Andy Farrell et son équipe, invaincus depuis le début de leur tournée en Nouvelle-Zélande l’année dernière, sont crédités d’à peine 46 % de chances de terminer en tête de leur groupe dans le tournoi, selon les prévisions des fans sur RugbyPass Road to the Final.
Le groupe de l’Irlande est effectivement très relevé, comprenant également des équipes de premier plan comme l’Afrique du Sud et l’Écosse, sans oublier les Tonga et la Roumanie. Stuart Hogg, récemment retiré de l’équipe nationale d’Écosse, prévoit même que son pays n’atteindra pas les quarts de finale, laissant la première place du groupe à l’Afrique du Sud. Cependant, Ben Darwin, ancien Wallaby, a une vision différente.

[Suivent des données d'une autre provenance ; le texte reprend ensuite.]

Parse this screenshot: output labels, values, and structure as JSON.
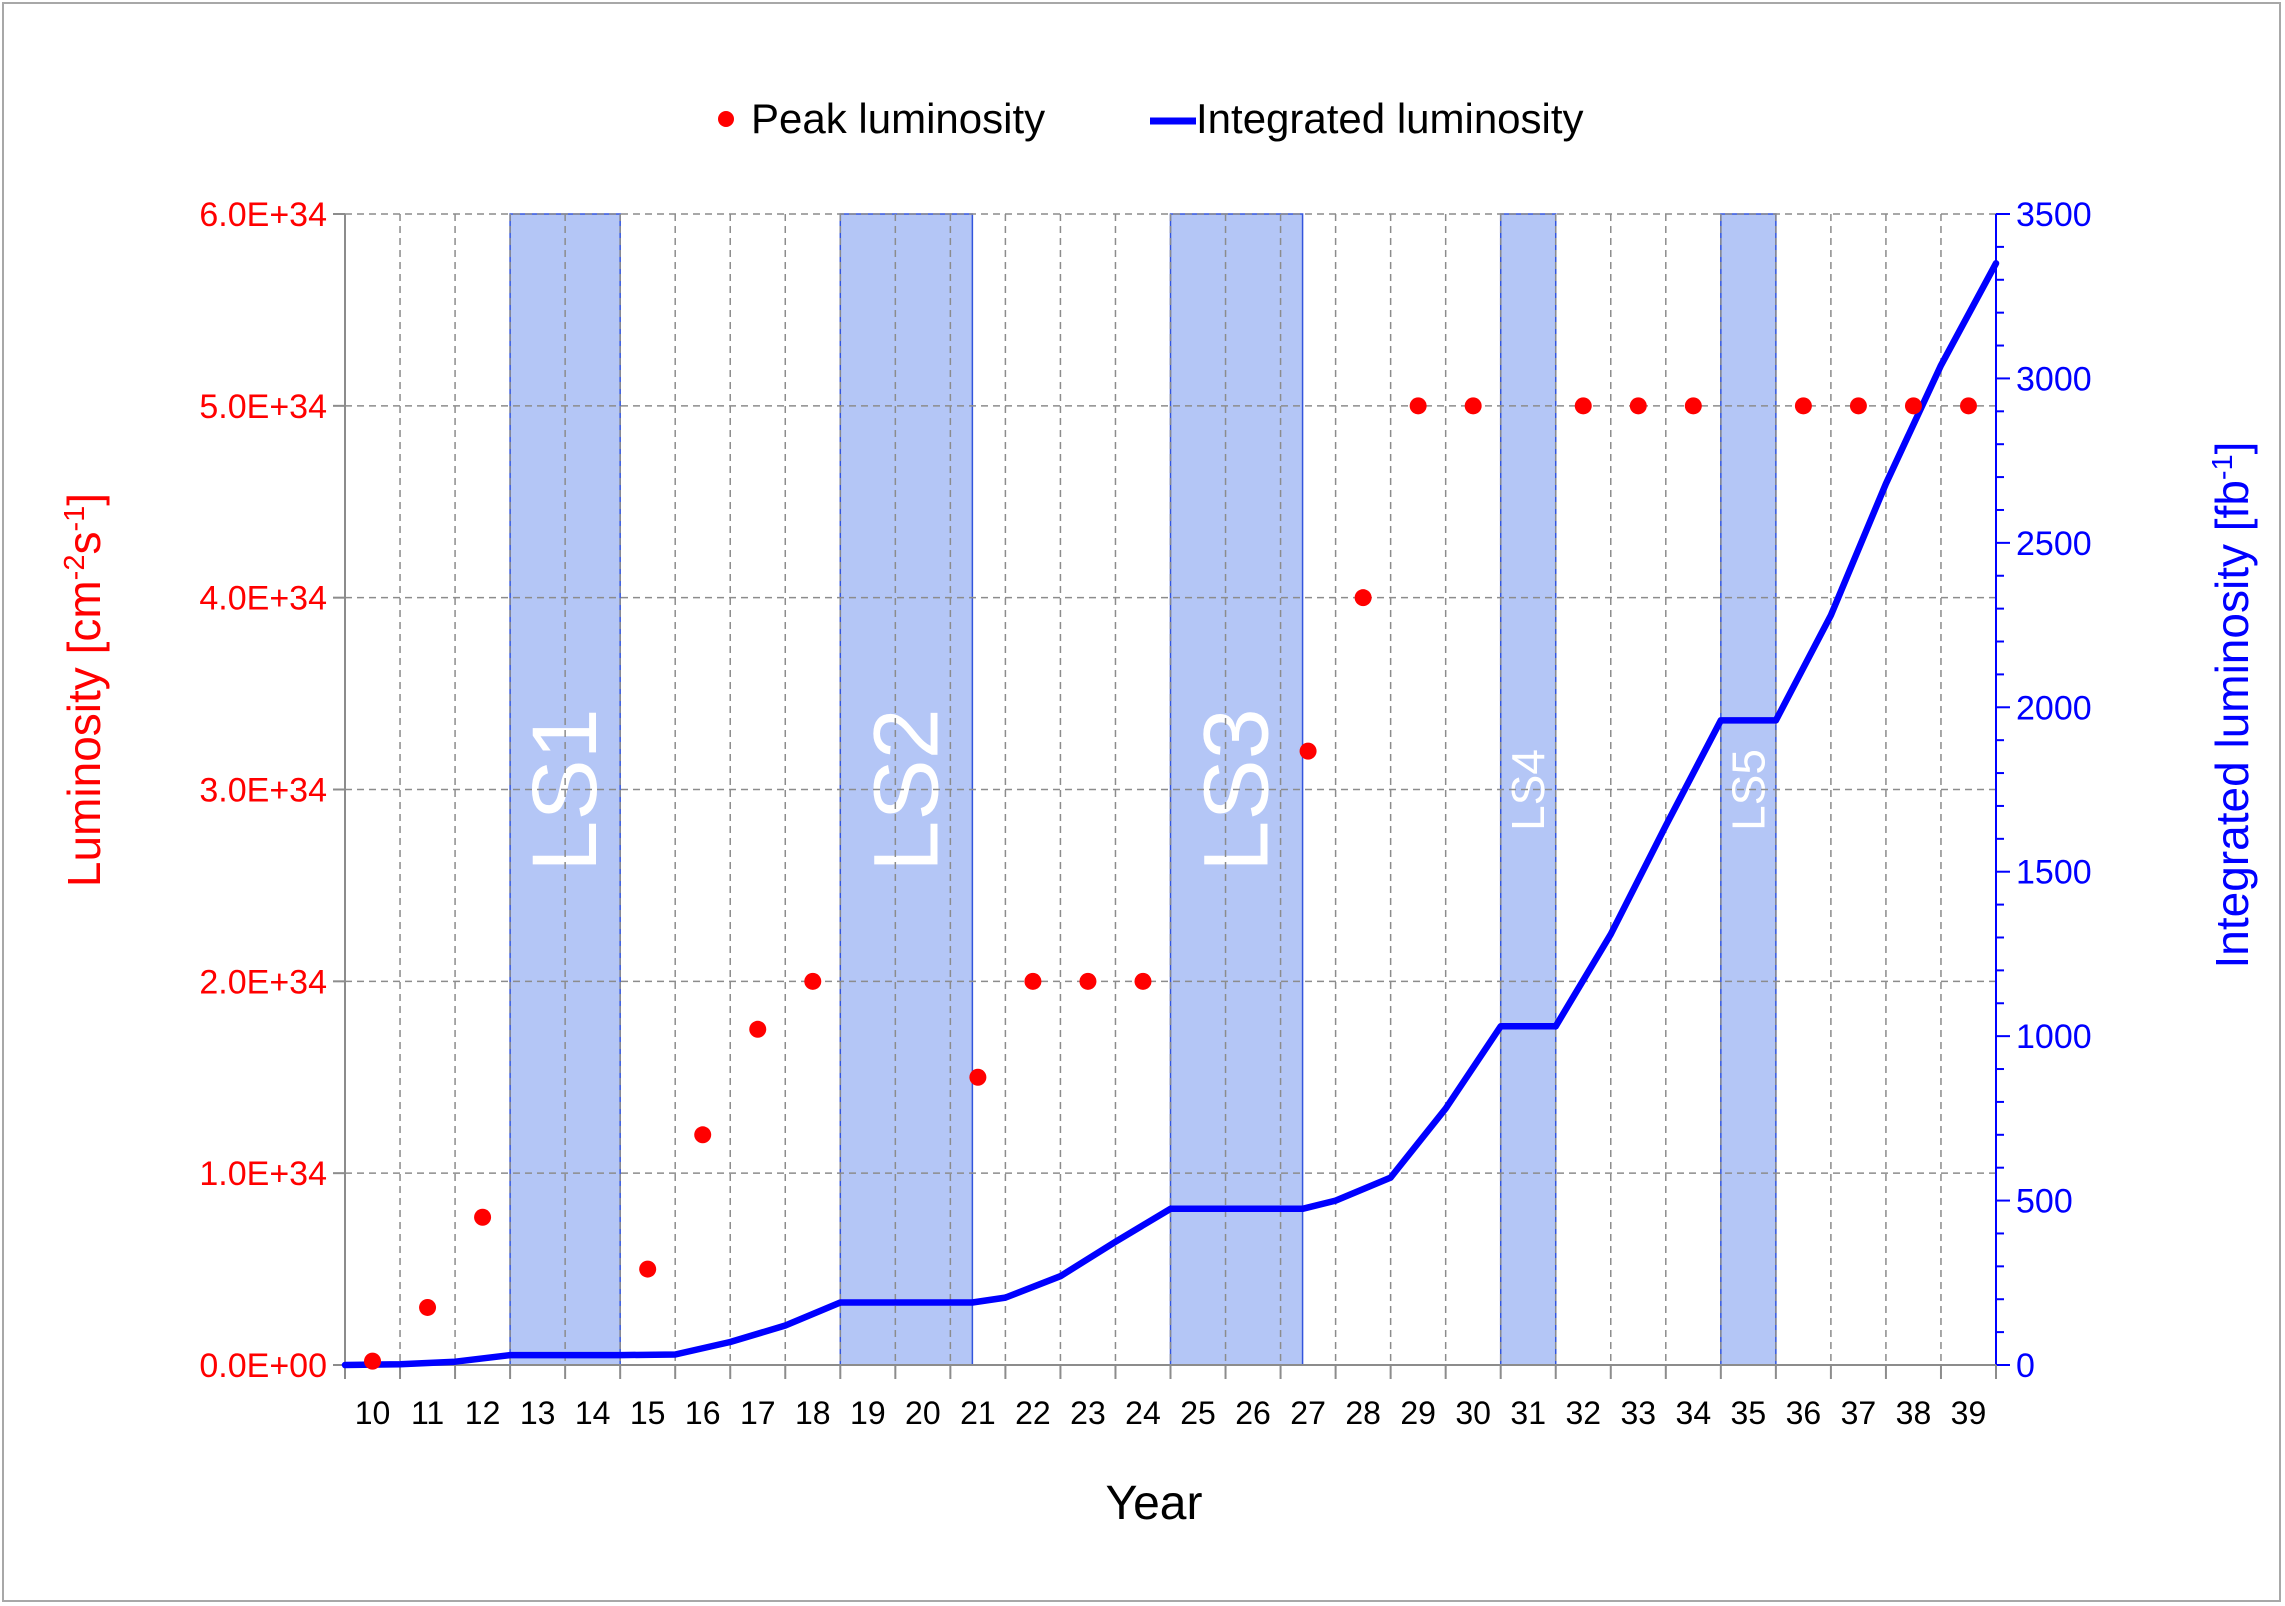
{
  "colors": {
    "peak": "#ff0000",
    "integrated": "#0000ff",
    "shutdown_fill": "#b4c6f6",
    "shutdown_edge": "#3355dd",
    "grid": "#8c8c8c",
    "axis_left": "#ff0000",
    "axis_right": "#0000ff"
  },
  "chart_data": {
    "type": "line",
    "xlabel": "Year",
    "ylabel_left": {
      "main": "Luminosity [cm",
      "sup1": "-2",
      "mid": "s",
      "sup2": "-1",
      "end": "]"
    },
    "ylabel_right": {
      "main": "Integrated luminosity [fb",
      "sup1": "-1",
      "end": "]"
    },
    "y_left_lim": [
      0,
      6e+34
    ],
    "y_left_ticks": [
      "0.0E+00",
      "1.0E+34",
      "2.0E+34",
      "3.0E+34",
      "4.0E+34",
      "5.0E+34",
      "6.0E+34"
    ],
    "y_right_lim": [
      0,
      3500
    ],
    "y_right_ticks": [
      "0",
      "500",
      "1000",
      "1500",
      "2000",
      "2500",
      "3000",
      "3500"
    ],
    "years": [
      10,
      11,
      12,
      13,
      14,
      15,
      16,
      17,
      18,
      19,
      20,
      21,
      22,
      23,
      24,
      25,
      26,
      27,
      28,
      29,
      30,
      31,
      32,
      33,
      34,
      35,
      36,
      37,
      38,
      39
    ],
    "grid": true,
    "legend_position": "top-center",
    "legend": [
      "Peak luminosity",
      "Integrated luminosity"
    ],
    "shutdowns": [
      {
        "label": "LS1",
        "from": 12.5,
        "to": 14.5
      },
      {
        "label": "LS2",
        "from": 18.5,
        "to": 20.9
      },
      {
        "label": "LS3",
        "from": 24.5,
        "to": 26.9
      },
      {
        "label": "LS4",
        "from": 30.5,
        "to": 31.5
      },
      {
        "label": "LS5",
        "from": 34.5,
        "to": 35.5
      }
    ],
    "series": [
      {
        "name": "Peak luminosity",
        "style": "markers",
        "points": [
          [
            10,
            2e+32
          ],
          [
            11,
            3e+33
          ],
          [
            12,
            7.7e+33
          ],
          [
            15,
            5e+33
          ],
          [
            16,
            1.2e+34
          ],
          [
            17,
            1.75e+34
          ],
          [
            18,
            2e+34
          ],
          [
            21,
            1.5e+34
          ],
          [
            22,
            2e+34
          ],
          [
            23,
            2e+34
          ],
          [
            24,
            2e+34
          ],
          [
            27,
            3.2e+34
          ],
          [
            28,
            4e+34
          ],
          [
            29,
            5e+34
          ],
          [
            30,
            5e+34
          ],
          [
            32,
            5e+34
          ],
          [
            33,
            5e+34
          ],
          [
            34,
            5e+34
          ],
          [
            36,
            5e+34
          ],
          [
            37,
            5e+34
          ],
          [
            38,
            5e+34
          ],
          [
            39,
            5e+34
          ]
        ]
      },
      {
        "name": "Integrated luminosity",
        "style": "line",
        "axis": "right",
        "points": [
          [
            9.5,
            0
          ],
          [
            10.5,
            2
          ],
          [
            11.5,
            10
          ],
          [
            12.5,
            30
          ],
          [
            14.5,
            30
          ],
          [
            15.5,
            32
          ],
          [
            16.5,
            70
          ],
          [
            17.5,
            120
          ],
          [
            18.5,
            190
          ],
          [
            20.9,
            190
          ],
          [
            21.5,
            205
          ],
          [
            22.5,
            270
          ],
          [
            23.5,
            375
          ],
          [
            24.5,
            475
          ],
          [
            26.9,
            475
          ],
          [
            27.5,
            500
          ],
          [
            28.5,
            570
          ],
          [
            29.5,
            780
          ],
          [
            30.5,
            1030
          ],
          [
            31.5,
            1030
          ],
          [
            32.5,
            1310
          ],
          [
            33.5,
            1640
          ],
          [
            34.5,
            1960
          ],
          [
            35.5,
            1960
          ],
          [
            36.5,
            2280
          ],
          [
            37.5,
            2680
          ],
          [
            38.5,
            3040
          ],
          [
            39.5,
            3350
          ]
        ]
      }
    ]
  }
}
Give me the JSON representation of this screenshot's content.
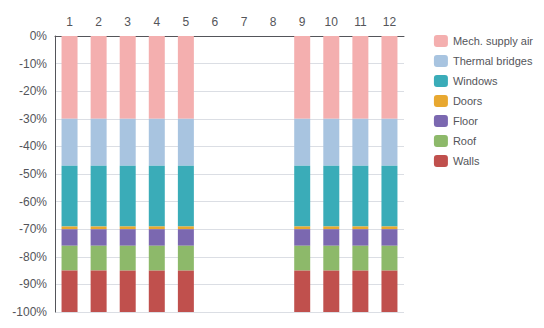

Il est le DG de Gain Line Analytics, une société spécialisée dans l’analyse de la cohésion d’équipe.
Darwin, s’exprimant sur le Aotearoa Rugby Pod, met en avant que la réussite d’une équipe repose « moins sur le talent individuel que sur une compréhension collective ». Il prend pour exemple la performance d’équipes internationales ayant réussi grâce à des combinaisons éprouvées en club.
Selon Darwin, « la cohésion d’équipe peut faire la différence jusqu’à 80 %, alors que le talent individuel ne contribue qu’à 2-3 % du succès ». Ses analyses ont été corroborées par les résultats des Coupes du Monde précédentes.
Pour cette édition de la Coupe du Monde, Darwin est catégorique : il ne comprend pas pourquoi l’Irlande n’est pas considérée comme la favorite. Selon lui, l’équipe a toutes les qualités pour gagner, à moins d’une catastrophe.
Il même prédit une finale entre l’Irlande et la Nouvelle-Zélande. Les coéquipiers de Jonathan Sexton débutent leur parcours en Coupe du Monde ce week-end contre la Roumanie.